Here, we tested how the intensification of multiple human land-uses types affects taxonomic and functional diversities of three stream assemblages (fish, arthropods and macrophytes). We further investigate the direct and indirect (biodiversity-mediated) effects of intensive land-use cover on ecosystem functioning (Figure S1). We used a database of 61 stream sites dispersed across an area of 507,003 km² in two Neotropical areas (Amazonia and Uruguay; Figure 1) that harbor exceptionally high levels of biodiversity (Antonelli et al. 2018). We sampled streams spanning different cover of land-use types: agriculture, pasture, urbanization, and afforestation (Figure 1b,c). Those four human land-uses have expanded globally, largely due to the rapid expansion of commercial monocultures such as soybean and cereals, as well as livestock grazing, cities, and eucalyptus, pine and oil palm plantations (Grimm et al., 2008; Gossner et al., 2016; Maloney et al., 2020). We decomposed functional diversity into three independent trait categories: (i) recruitment and life-history, (ii) resource and habitat use, and (iii) body size, all of which can mediate cross-assemblage responses to intensive land use (Gámez-Virués et al., 2015; Benejam et al., 2016). As a measure of ecosystem function, we focused on standing fish biomass, which is a commonly used metric of ecosystem functioning, underpinning ecosystem services, such as fisheries production and food supply (Benkwitt et al., 2020).

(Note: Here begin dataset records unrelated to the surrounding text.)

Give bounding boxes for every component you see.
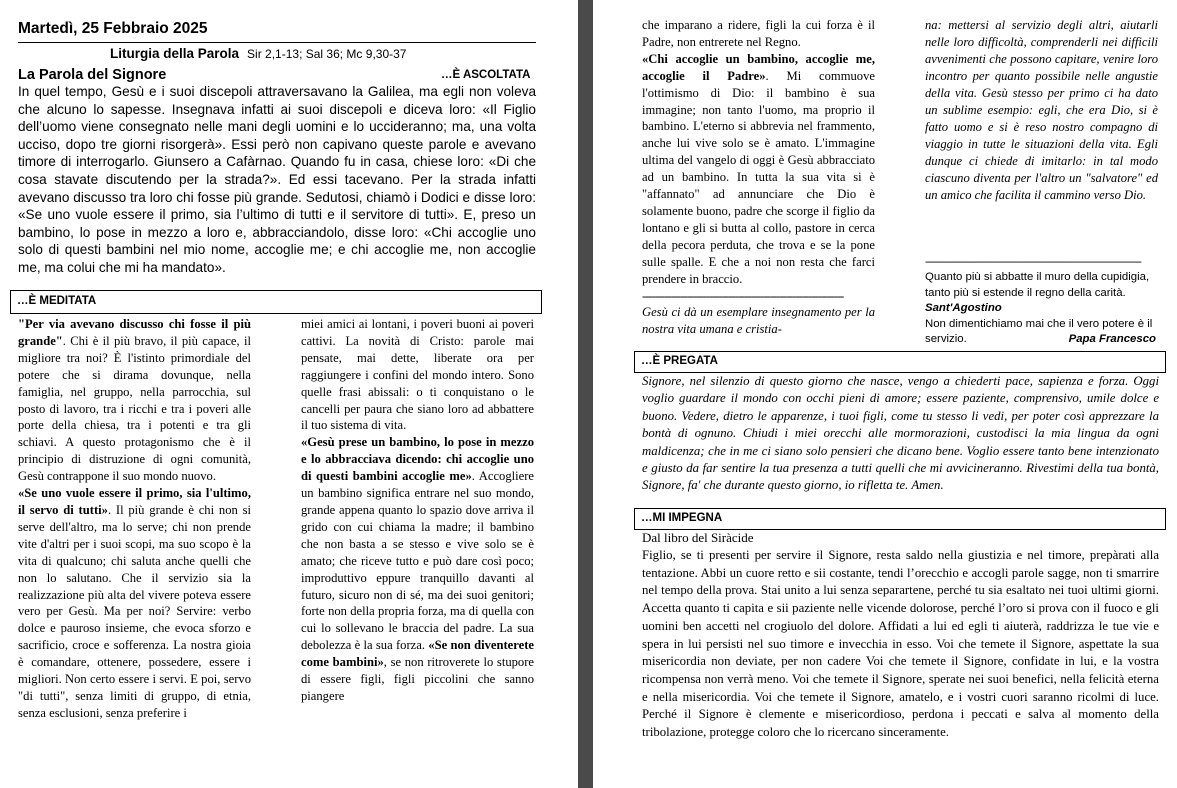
ascoltata-label: …È ASCOLTATA <box>441 69 531 81</box>
reflection-text: . Mi commuove l'ottimismo di Dio: il bambino è sua immagine; non tanto l'uomo, ma proprio il bambino. L'eterno si abbrevia nel frammento, anche lui vive solo se è amato. L'immagine ultima del vangelo di oggi è Gesù abbracciato ad un bambino. In tutta la sua vita si è "affannato" ad annunciare che Dio è solamente buono, padre che scorge il figlio da lontano e gli si butta al collo, pastore in cerca della pecora perduta, che trova e se la pone sulle spalle. E che a noi non resta che farci prendere in braccio. <box>642 68 875 286</box>
reflection-column-1 <box>642 17 875 350</box>
header-rule <box>18 42 536 43</box>
meditation-paragraph <box>18 316 251 485</box>
quote-author: Sant'Agostino <box>925 302 1002 314</box>
liturgy-title: Liturgia della Parola <box>110 46 240 61</box>
reflection-italic-text: na: mettersi al servizio degli altri, aiutarli nelle loro difficoltà, comprenderli nei difficili avvenimenti che possono capitare, venire loro incontro per quanto possibile nelle angustie della vita. Gesù stesso per primo ci ha dato un sublime esempio: egli, che era Dio, si è fatto uomo e si è reso nostro compagno di viaggio in tutte le situazioni della vita. Egli dunque ci chiede di imitarlo: in tal modo ciascuno diventa per l'altro un "salvatore" ed un amico che facilita il cammino verso Dio. <box>925 18 1158 202</box>
quote-author: Papa Francesco <box>1068 333 1156 345</box>
meditation-paragraph <box>301 434 534 705</box>
prayer-text: Signore, nel silenzio di questo giorno che nasce, vengo a chiederti pace, sapienza e forza. Oggi voglio guardare il mondo con occhi pieni di amore; essere paziente, comprensivo, umile dolce e buono. Vedere, dietro le apparenze, i tuoi figli, come tu stesso li vedi, per poter così apprezzare la bontà di ognuno. Chiudi i miei orecchi alle mormorazioni, custodisci la mia lingua da ogni maldicenza; che in me ci siano solo pensieri che dicano bene. Voglio essere tanto bene intenzionato e giusto da far sentire la tua presenza a tutti quelli che mi avvicineranno. Rivestimi della tua bontà, Signore, fa' che durante questo giorno, io rifletta te. Amen. <box>642 374 1159 493</box>
reflection-quote: «Chi accoglie un bambino, accoglie me, accoglie il Padre» <box>642 51 875 83</box>
reflection-italic-text: Gesù ci dà un esemplare insegnamento per la nostra vita umana e cristia- <box>642 305 875 337</box>
quote-francesco <box>925 317 1158 348</box>
meditata-label: …È MEDITATA <box>17 295 97 307</box>
quote-agostino <box>925 270 1158 317</box>
quote-text: Non dimentichiamo mai che il vero potere è il servizio. <box>925 317 1153 345</box>
meditation-paragraph <box>301 316 534 434</box>
impegna-source: Dal libro del Siràcide <box>642 530 754 545</box>
parola-title: La Parola del Signore <box>18 67 167 83</box>
meditation-text: . Accogliere un bambino significa entrare nel suo mondo, grande appena quanto lo spazio dove arriva il grido con cui chiama la madre; il bambino che non basta a se stesso e vive solo se è amato; che riceve tutto e può dare così poco; improduttivo eppure tranquillo davanti al futuro, sicuro non di sé, ma dei suoi genitori; forte non della propria forza, ma di quella con cui lo sollevano le braccia del padre. La sua debolezza è la sua forza. <box>301 469 534 653</box>
liturgy-header <box>110 46 406 61</box>
meditation-quote: «Se uno vuole essere il primo, sia l'ultimo, il servo di tutti» <box>18 486 251 517</box>
reflection-paragraph <box>642 51 875 288</box>
impegna-section-header <box>634 508 1166 530</box>
separator-dashes: ------------------------------------------------------------------------ <box>925 254 1141 268</box>
date-heading: Martedì, 25 Febbraio 2025 <box>18 20 208 37</box>
meditation-text: , se non ritroverete lo stupore di essere figli, figli piccolini che sanno piangere <box>301 655 534 703</box>
meditation-paragraph <box>18 485 251 722</box>
right-page <box>593 0 1177 788</box>
meditation-text: miei amici ai lontani, i poveri buoni ai poveri cattivi. La novità di Cristo: parole mai pensate, mai dette, liberate ora per raggiungere i confini del mondo intero. Sono quelle frasi abissali: o ti conquistano o le cancelli per paura che siano loro ad abbattere il tuo sistema di vita. <box>301 317 534 433</box>
pregata-label: …È PREGATA <box>641 355 718 367</box>
meditata-section-header <box>10 290 542 314</box>
page-gutter <box>578 0 593 788</box>
quote-text: Quanto più si abbatte il muro della cupidigia, tanto più si estende il regno della carità. <box>925 271 1150 299</box>
meditation-column-1 <box>18 316 251 722</box>
reflection-paragraph <box>642 17 875 51</box>
meditation-text: . Il più grande è chi non si serve dell'altro, ma lo serve; chi non prende vite d'altri per i suoi scopi, ma suo scopo è la vita di qualcuno; chi saluta anche quelli che non lo salutano. Che il servizio sia la realizzazione più alta del vivere poteva essere vero per Gesù. Ma per noi? Servire: verbo dolce e pauroso insieme, che evoca sforzo e sacrificio, croce e sofferenza. La nostra gioia è comandare, ottenere, possedere, essere i migliori. Non certo essere i servi. E poi, servo "di tutti", senza limiti di gruppo, di etnia, senza esclusioni, senza preferire i <box>18 502 251 720</box>
liturgy-refs: Sir 2,1-13; Sal 36; Mc 9,30-37 <box>247 47 407 61</box>
meditation-column-2 <box>301 316 534 705</box>
reflection-text: che imparano a ridere, figli la cui forza è il Padre, non entrerete nel Regno. <box>642 18 875 49</box>
left-page <box>0 0 578 788</box>
impegna-text: Figlio, se ti presenti per servire il Signore, resta saldo nella giustizia e nel timore, prepàrati alla tentazione. Abbi un cuore retto e sii costante, tendi l’orecchio e accogli parole sagge, non ti smarrire nel tempo della prova. Stai unito a lui senza separartene, perché tu sia esaltato nei tuoi ultimi giorni. Accetta quanto ti capita e sii paziente nelle vicende dolorose, perché l’oro si prova con il fuoco e gli uomini ben accetti nel crogiuolo del dolore. Affidati a lui ed egli ti aiuterà, raddrizza le tue vie e spera in lui persisti nel suo timore e invecchia in esso. Voi che temete il Signore, aspettate la sua misericordia non deviate, per non cadere Voi che temete il Signore, confidate in lui, e la vostra ricompensa non verrà meno. Voi che temete il Signore, sperate nei suoi benefici, nella felicità eterna e nella misericordia. Voi che temete il Signore, amatelo, e i vostri cuori saranno ricolmi di luce. Perché il Signore è clemente e misericordioso, perdona i peccati e salva al momento della tribolazione, protegge coloro che lo ricercano sinceramente. <box>642 548 1159 740</box>
pregata-section-header <box>634 351 1166 373</box>
quotes-block <box>925 270 1158 348</box>
meditation-quote: «Se non diventerete come bambini» <box>301 638 534 670</box>
meditation-quote: «Gesù prese un bambino, lo pose in mezzo e lo abbracciava dicendo: chi accoglie uno di questi bambini accoglie me» <box>301 435 534 484</box>
meditation-quote: "Per via avevano discusso chi fosse il più grande" <box>18 317 251 348</box>
meditation-text: . Chi è il più bravo, il più capace, il migliore tra noi? È l'istinto primordiale del potere che si dirama dovunque, nella famiglia, nel gruppo, nella parrocchia, sul posto di lavoro, tra i ricchi e tra i poveri alle porte della chiesa, tra i potenti e tra gli schiavi. A questo protagonismo che è il principio di distruzione di ogni comunità, Gesù contrappone il suo mondo nuovo. <box>18 333 251 484</box>
impegna-label: …MI IMPEGNA <box>641 512 723 524</box>
gospel-text: In quel tempo, Gesù e i suoi discepoli attraversavano la Galilea, ma egli non voleva che alcuno lo sapesse. Insegnava infatti ai suoi discepoli e diceva loro: «Il Figlio dell’uomo viene consegnato nelle mani degli uomini e lo uccideranno; ma, una volta ucciso, dopo tre giorni risorgerà». Essi però non capivano queste parole e avevano timore di interrogarlo. Giunsero a Cafàrnao. Quando fu in casa, chiese loro: «Di che cosa stavate discutendo per la strada?». Ed essi tacevano. Per la strada infatti avevano discusso tra loro chi fosse più grande. Sedutosi, chiamò i Dodici e disse loro: «Se uno vuole essere il primo, sia l’ultimo di tutti e il servitore di tutti». E, preso un bambino, lo pose in mezzo a loro e, abbracciandolo, disse loro: «Chi accoglie uno solo di questi bambini nel mio nome, accoglie me; e chi accoglie me, non accoglie me, ma colui che mi ha mandato». <box>18 84 536 275</box>
separator-dashes: --------------------------------------------------------------- <box>642 288 844 303</box>
reflection-column-2 <box>925 17 1158 204</box>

We accounted for the effects of climate (temperature and precipitation), local environmental factors (sediment heterogeneity and water quality deterioration), and stream morphology (depth) to test the hypothesis that taxonomic richness, functional diversity, and diversity of trait categories are negatively affected by intensive human land-use types. We also predicted that (i) fish, arthropod, and macrophytes assemblages would respond differently to different land-use types (Hughes et al., 2009); (ii) apex consumers (fish and arthropods) would be more strongly affected by intensive land-uses than primary producers (macrophytes); (iii) negative effects of intensive human land-uses on plant diversity would have cascading effects on arthropod and fish diversities, leading to declines in standing fish biomass; and (iv) indirect (biodiversity-mediated) effects of intensive land-uses on standing fish biomass would be as strong as the direct effects. Our findings suggest that intensive agriculture, pasture, and urbanization had consistently negative effects on taxonomic and functional diversities of fish, arthropod, and macrophyte assemblages, as well as declines in standing fish biomass, through both direct and indirect effects.